The data show that 67 per cent of rural households in the State have no access to toilets and members of more than 65 per cent of the households defecate in the open, very often polluting common water sources. Waste collection and disposal are matters practically unheard of.
The larger issue of the environment is also severely neglected. Despite the Modi government’s pride in the economic boom brought on by the industrial clusters of south Gujarat, these are actually environmentally dead zones. The levels of air, land and water pollution are measured to arrive at what is called the Comprehensive Environmental Pollution Index (CEPI). Anything over 70 on this index is considered to have crossed critical levels, that is, the pollution exceeds the capacity of the environment to handle it and it becomes a dangerous health hazard. According to statistics from the Central Pollution Control Board, Ankleshwar and Vapi in Gujarat top the list of 88 severely polluted industrial areas in India. Ankleshwar has a CEPI rating of 88.50 while Vapi’s is 88.09. Of the 88 areas, eight are in Gujarat. Even Dhanbad in Jharkhand, with its intensive coal mining and a longer history of pollution than the Gujarat centres, ranks only 13th on the list.

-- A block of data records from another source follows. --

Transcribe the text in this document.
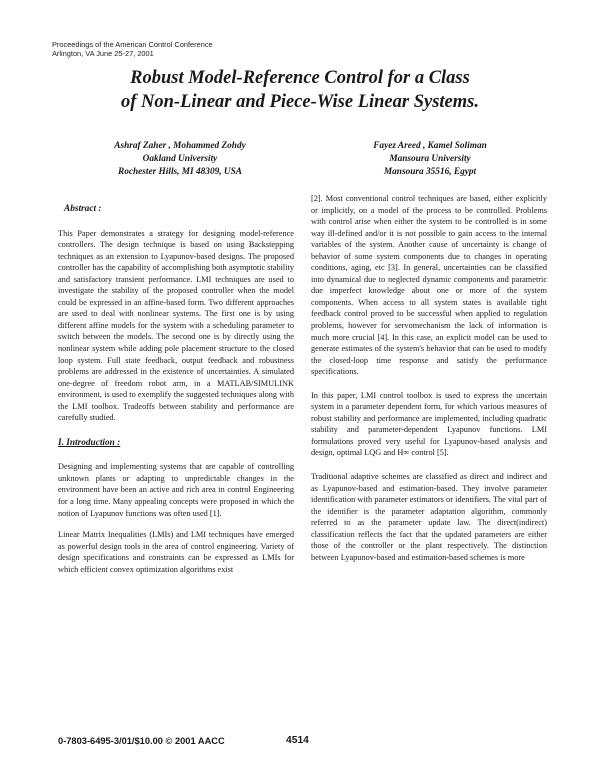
Proceedings of the American Control Conference
Arlington, VA June 25-27, 2001
Robust Model-Reference Control for a Class
of Non-Linear and Piece-Wise Linear Systems.
Ashraf Zaher , Mohammed Zohdy
Oakland University
Rochester Hills, MI 48309, USA
Fayez Areed , Kamel Soliman
Mansoura University
Mansoura 35516, Egypt
Abstract :

This Paper demonstrates a strategy for designing model-reference controllers. The design technique is based on using Backstepping techniques as an extension to Lyapunov-based designs. The proposed controller has the capability of accomplishing both asymptotic stability and satisfactory transient performance. LMI techniques are used to investigate the stability of the proposed controller when the model could be expressed in an affine-based form. Two different approaches are used to deal with nonlinear systems. The first one is by using different affine models for the system with a scheduling parameter to switch between the models. The second one is by directly using the nonlinear system while adding pole placement structure to the closed loop system. Full state feedback, output feedback and robustness problems are addressed in the existence of uncertainties. A simulated one-degree of freedom robot arm, in a MATLAB/SIMULINK environment, is used to exemplify the suggested techniques along with the LMI toolbox. Tradeoffs between stability and performance are carefully studied.

I. Introduction :

Designing and implementing systems that are capable of controlling unknown plants or adapting to unpredictable changes in the environment have been an active and rich area in control Engineering for a long time. Many appealing concepts were proposed in which the notion of Lyapunov functions was often used [1].

Linear Matrix Inequalities (LMIs) and LMI techniques have emerged as powerful design tools in the area of control engineering. Variety of design specifications and constraints can be expressed as LMIs for which efficient convex optimization algorithms exist

[2]. Most conventional control techniques are based, either explicitly or implicitly, on a model of the process to be controlled. Problems with control arise when either the system to be controlled is in some way ill-defined and/or it is not possible to gain access to the internal variables of the system. Another cause of uncertainty is change of behavior of some system components due to changes in operating conditions, aging, etc [3]. In general, uncertainties can be classified into dynamical due to neglected dynamic components and parametric due imperfect knowledge about one or more of the system components. When access to all system states is available tight feedback control proved to be successful when applied to regulation problems, however for servomechanism the lack of information is much more crucial [4]. In this case, an explicit model can be used to generate estimates of the system's behavior that can be used to modify the closed-loop time response and satisfy the performance specifications.

In this paper, LMI control toolbox is used to express the uncertain system in a parameter dependent form, for which various measures of robust stability and performance are implemented, including quadratic stability and parameter-dependent Lyapunov functions. LMI formulations proved very useful for Lyapunov-based analysis and design, optimal LQG and H∞ control [5].

Traditional adaptive schemes are classified as direct and indirect and as Lyapunov-based and estimation-based. They involve parameter identification with parameter estimators or identifiers. The vital part of the identifier is the parameter adaptation algorithm, commonly referred to as the parameter update law. The direct(indirect) classification reflects the fact that the updated parameters are either those of the controller or the plant respectively. The distinction between Lyapunov-based and estimation-based schemes is more

0-7803-6495-3/01/$10.00 © 2001 AACC	4514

In the race to be seen as a State where growth (read industrialisation) is on the fast lane, Gujarat has forgotten human development. A former member of the administration told Frontline: “Modi runs Gujarat like a shopkeeper. Profits and losses are measured only in economic and monetary terms. The larger picture of human development, and I include the environment in this, is completely ignored. Not neglected, mind you. It is wilfully ignored.”
When the BJP released its election manifesto on December 3 last year, the party billed the document as a sankalp patra, or a pledge to the people. In it, the Gujarat government applauded itself and the “all-round development” it had created in the State. The reality is that this development has been one-sided and socially exclusionary. The State government’s claims are nothing but a mirage.